Walker defended his push for public employee union  concessions as an essential part of his plan to rejuvenate  state finances and said it would provide crucial savings.

But he received a more polite reception from lawmakers in  the State Capitol than from protesters against his union  proposal who gathered outside. Their chants of “Hey, Hey, ho,  ho, Scott Walker has got to go” could be heard in the chamber  as Walker spoke, although they did not drown him out.

Representatives for the 14 Democratic senators who fled to  neighboring Illinois met with Senate Republican Leader Scott  Fitzgerald in Kenosha, Wisconsin, although Fitzgerald did not  say what was discussed, the website Wispolitics.com reported.

In his budget address, Walker renewed his demand that  Democrats return and vote on the union measure.

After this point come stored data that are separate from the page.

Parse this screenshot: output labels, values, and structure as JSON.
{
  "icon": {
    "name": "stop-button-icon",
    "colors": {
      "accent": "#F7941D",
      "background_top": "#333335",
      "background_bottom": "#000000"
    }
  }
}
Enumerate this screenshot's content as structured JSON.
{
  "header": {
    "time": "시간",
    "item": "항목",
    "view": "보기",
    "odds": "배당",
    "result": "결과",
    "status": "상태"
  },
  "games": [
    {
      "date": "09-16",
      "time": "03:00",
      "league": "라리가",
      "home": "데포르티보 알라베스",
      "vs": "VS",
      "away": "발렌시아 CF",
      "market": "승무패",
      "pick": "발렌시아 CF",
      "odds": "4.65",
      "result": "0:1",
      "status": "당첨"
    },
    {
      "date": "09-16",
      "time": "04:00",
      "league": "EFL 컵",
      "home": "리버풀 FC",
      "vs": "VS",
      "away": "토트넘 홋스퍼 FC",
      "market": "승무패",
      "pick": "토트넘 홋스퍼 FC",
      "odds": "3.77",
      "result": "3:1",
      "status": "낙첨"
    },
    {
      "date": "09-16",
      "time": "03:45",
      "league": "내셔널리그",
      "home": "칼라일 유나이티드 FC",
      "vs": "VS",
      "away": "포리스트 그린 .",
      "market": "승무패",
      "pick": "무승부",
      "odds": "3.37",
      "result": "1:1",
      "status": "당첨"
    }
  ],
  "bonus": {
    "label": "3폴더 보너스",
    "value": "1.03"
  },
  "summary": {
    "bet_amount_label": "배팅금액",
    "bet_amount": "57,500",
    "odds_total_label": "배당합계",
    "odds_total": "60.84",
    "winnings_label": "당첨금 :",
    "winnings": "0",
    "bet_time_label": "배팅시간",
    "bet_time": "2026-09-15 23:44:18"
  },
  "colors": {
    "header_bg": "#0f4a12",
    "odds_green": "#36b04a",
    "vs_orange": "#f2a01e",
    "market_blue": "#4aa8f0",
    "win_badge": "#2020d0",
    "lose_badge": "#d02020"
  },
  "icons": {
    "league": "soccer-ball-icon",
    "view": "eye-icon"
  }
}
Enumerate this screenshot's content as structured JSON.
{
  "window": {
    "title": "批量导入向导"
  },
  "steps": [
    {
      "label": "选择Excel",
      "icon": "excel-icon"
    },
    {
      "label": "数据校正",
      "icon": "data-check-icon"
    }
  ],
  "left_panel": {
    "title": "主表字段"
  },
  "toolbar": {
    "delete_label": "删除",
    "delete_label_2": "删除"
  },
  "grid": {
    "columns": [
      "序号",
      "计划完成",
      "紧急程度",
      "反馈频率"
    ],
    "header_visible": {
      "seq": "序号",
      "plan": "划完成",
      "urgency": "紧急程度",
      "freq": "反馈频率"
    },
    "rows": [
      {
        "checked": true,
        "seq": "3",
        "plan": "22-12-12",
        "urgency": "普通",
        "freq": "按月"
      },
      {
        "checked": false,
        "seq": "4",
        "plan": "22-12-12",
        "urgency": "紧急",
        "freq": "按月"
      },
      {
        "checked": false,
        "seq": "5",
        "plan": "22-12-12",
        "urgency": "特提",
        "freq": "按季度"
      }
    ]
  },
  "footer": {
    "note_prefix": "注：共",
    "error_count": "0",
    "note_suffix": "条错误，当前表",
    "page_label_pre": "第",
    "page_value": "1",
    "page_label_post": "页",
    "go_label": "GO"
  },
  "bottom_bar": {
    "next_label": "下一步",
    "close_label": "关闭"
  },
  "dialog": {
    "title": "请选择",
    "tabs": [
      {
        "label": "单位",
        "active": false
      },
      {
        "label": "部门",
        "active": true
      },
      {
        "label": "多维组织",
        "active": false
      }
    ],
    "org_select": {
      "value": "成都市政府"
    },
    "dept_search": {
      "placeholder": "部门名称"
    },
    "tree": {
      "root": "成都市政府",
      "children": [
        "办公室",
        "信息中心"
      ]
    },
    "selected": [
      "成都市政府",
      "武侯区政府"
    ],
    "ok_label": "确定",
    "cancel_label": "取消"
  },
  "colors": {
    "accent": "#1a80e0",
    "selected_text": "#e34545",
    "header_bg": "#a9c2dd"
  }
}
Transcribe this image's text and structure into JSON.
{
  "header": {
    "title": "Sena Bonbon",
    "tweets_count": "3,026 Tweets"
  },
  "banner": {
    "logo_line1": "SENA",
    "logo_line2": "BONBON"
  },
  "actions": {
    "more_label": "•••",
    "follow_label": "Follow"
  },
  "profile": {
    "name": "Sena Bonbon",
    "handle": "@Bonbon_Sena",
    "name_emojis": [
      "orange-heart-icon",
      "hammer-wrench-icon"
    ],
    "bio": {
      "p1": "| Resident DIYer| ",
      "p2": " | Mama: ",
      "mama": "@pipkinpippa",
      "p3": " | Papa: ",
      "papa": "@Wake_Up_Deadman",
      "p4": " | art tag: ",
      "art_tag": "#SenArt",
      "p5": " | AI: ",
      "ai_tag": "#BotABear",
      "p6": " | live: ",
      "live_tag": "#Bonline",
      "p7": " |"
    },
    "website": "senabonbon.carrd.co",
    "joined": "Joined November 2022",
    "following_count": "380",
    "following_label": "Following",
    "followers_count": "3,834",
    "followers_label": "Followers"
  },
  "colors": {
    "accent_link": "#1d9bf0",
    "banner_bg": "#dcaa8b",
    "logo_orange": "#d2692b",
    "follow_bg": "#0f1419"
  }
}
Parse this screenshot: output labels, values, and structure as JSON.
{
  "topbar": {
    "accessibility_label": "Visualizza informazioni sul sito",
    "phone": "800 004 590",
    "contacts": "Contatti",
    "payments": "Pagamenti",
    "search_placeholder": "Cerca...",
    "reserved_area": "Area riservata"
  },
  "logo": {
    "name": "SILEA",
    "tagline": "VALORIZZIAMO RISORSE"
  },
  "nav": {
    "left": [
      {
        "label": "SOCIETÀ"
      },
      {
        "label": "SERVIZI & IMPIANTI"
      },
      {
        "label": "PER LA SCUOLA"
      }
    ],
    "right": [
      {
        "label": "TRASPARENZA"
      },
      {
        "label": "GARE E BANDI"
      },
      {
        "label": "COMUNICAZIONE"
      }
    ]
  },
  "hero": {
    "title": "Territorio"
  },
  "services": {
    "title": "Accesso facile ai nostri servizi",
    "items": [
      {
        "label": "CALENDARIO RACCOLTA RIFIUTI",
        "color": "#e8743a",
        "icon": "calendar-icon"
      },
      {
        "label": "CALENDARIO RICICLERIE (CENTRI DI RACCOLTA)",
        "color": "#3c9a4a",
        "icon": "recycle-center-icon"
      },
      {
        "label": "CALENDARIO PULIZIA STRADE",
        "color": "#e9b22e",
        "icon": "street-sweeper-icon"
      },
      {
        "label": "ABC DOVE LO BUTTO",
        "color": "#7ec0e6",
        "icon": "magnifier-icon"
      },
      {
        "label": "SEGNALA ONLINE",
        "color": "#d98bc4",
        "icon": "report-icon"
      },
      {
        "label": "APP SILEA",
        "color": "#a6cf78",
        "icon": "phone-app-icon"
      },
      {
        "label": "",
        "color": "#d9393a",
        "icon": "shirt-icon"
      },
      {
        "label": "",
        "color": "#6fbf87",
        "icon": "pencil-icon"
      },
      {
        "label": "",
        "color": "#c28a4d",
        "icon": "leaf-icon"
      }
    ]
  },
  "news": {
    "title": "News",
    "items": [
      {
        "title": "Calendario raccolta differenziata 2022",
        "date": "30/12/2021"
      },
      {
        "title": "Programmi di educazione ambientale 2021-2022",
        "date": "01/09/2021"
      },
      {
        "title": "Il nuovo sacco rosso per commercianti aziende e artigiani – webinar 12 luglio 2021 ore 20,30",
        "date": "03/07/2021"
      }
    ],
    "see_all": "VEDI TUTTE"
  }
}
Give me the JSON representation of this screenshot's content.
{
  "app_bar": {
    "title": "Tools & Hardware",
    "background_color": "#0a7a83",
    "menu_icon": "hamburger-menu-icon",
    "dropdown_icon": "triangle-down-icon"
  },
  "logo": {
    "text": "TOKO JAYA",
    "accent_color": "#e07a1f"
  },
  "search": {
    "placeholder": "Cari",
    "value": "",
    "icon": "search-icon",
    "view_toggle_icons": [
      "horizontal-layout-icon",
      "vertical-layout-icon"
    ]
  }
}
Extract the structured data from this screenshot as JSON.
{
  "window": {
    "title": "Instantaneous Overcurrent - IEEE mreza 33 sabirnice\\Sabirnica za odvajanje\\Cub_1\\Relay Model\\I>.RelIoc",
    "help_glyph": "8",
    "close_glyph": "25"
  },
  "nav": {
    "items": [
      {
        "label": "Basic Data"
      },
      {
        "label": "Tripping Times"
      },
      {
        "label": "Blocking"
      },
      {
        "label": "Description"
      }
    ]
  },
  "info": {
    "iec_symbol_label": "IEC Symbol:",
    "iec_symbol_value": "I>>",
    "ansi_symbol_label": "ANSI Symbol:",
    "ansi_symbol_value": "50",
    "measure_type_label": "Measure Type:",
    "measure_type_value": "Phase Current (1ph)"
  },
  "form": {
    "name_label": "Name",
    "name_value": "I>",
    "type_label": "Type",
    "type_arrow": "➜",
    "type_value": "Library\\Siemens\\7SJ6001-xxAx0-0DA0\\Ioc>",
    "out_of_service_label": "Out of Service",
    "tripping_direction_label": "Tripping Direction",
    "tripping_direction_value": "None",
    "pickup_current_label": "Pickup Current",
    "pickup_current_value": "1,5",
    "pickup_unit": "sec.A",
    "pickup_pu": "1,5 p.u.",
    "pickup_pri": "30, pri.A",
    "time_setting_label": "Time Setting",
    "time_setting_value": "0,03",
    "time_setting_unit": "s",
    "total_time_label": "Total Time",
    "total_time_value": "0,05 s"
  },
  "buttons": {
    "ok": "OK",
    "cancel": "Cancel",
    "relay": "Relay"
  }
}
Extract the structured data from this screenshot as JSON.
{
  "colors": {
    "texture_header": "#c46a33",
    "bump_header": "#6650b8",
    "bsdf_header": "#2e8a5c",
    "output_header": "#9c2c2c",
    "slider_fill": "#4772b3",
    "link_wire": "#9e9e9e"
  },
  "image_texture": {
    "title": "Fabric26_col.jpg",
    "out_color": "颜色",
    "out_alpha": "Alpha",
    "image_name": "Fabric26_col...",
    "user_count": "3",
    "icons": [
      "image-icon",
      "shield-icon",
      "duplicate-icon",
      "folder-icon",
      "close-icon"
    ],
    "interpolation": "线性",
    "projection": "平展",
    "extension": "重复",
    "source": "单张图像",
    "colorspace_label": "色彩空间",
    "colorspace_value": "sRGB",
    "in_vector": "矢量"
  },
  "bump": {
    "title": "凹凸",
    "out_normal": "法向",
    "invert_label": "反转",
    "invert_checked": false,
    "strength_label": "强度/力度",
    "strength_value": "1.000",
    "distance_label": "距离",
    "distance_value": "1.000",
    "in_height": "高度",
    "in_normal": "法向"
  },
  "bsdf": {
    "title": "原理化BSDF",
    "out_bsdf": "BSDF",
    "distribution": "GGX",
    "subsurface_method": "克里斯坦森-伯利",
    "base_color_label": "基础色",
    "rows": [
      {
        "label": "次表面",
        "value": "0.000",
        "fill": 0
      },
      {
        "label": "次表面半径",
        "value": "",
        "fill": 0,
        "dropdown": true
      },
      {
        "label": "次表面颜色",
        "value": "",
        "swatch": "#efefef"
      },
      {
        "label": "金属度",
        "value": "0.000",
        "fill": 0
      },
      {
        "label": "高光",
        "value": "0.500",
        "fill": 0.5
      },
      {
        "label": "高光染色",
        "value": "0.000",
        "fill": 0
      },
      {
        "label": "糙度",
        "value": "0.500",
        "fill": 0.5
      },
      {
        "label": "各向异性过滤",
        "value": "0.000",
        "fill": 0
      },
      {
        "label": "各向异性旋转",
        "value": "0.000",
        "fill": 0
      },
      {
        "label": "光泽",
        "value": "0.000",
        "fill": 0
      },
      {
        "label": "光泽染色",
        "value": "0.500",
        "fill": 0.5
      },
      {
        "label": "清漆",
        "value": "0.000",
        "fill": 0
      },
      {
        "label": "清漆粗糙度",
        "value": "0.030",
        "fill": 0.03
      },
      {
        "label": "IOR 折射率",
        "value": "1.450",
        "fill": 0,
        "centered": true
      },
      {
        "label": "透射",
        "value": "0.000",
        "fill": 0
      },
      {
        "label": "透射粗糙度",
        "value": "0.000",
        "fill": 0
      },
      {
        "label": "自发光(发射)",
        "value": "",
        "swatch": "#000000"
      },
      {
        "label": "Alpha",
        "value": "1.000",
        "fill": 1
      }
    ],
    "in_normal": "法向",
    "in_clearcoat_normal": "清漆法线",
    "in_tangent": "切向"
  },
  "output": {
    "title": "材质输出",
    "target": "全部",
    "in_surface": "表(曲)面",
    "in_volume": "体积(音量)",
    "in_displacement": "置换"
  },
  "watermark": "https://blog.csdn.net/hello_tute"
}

He said his  budget was predicated on the savings in the union plan and  warned their home towns could face even tougher times if his  union plan is not passed.

DEMOCRATS SHOULD
COME HOME

“If the 14 Senate Democrats do not come home, their local  communities will be forced to manage these reductions in aid  without the benefit of the tools provided in the repair bill,”  Walker told a joint session of the legislature.

Walker also had warned the state would miss out on a $165  million debt restructuring and be forced to lay off workers if  the Democrats did not return for a vote on the proposal on  Tuesday.

But one of the boycotting Democrats, Senate Minority Leader  Mark Miller, blasted the governor and said the cuts would be  devastating.“The governor’s budget bill is quite simply balancing the  budget on the backs of the middle class and working families;  seniors, people with disabilities, children and small  businesses,” Miller said.

Walker’s union plan would require public sector employees  to pay more for pensions and healthcare, strip some of their  unions of bargaining rights except for wages up to the rate of  inflation, and require yearly union recertification votes.

The measure, included in a bond restructuring to fix a  current fiscal year deficit, passed the state Assembly but  stalled in the Senate when the Democratic members fled to  prevent a quorum and block a vote. The dispute has grown into a national debate on union power  and become the biggest government confrontation with organized  labor since President Ronald Reagan fired striking air traffic  controllers in 1981.

President President Barack Obama has weighed in on behalf  of the unions, reliable Democratic supporters for decades, and  Republican leaders have told him to butt out.

Union leaders fear the Wisconsin move could be a harbinger  of things to come in other states. In Ohio, the Republican-run  legislature on Tuesday considered a bill like the one in  Wisconsin.

Supporters said it was needed to close Ohio’s $8 billion  two-year budget deficit, which Republicans blame on excessive  promises to unionized workers.

“This isn’t about deficits. This is about union-busting,”  said Evan Goodenow, 46, an unemployed man who was among some  8,000 protesters who converged on the Capitol, in Columbus.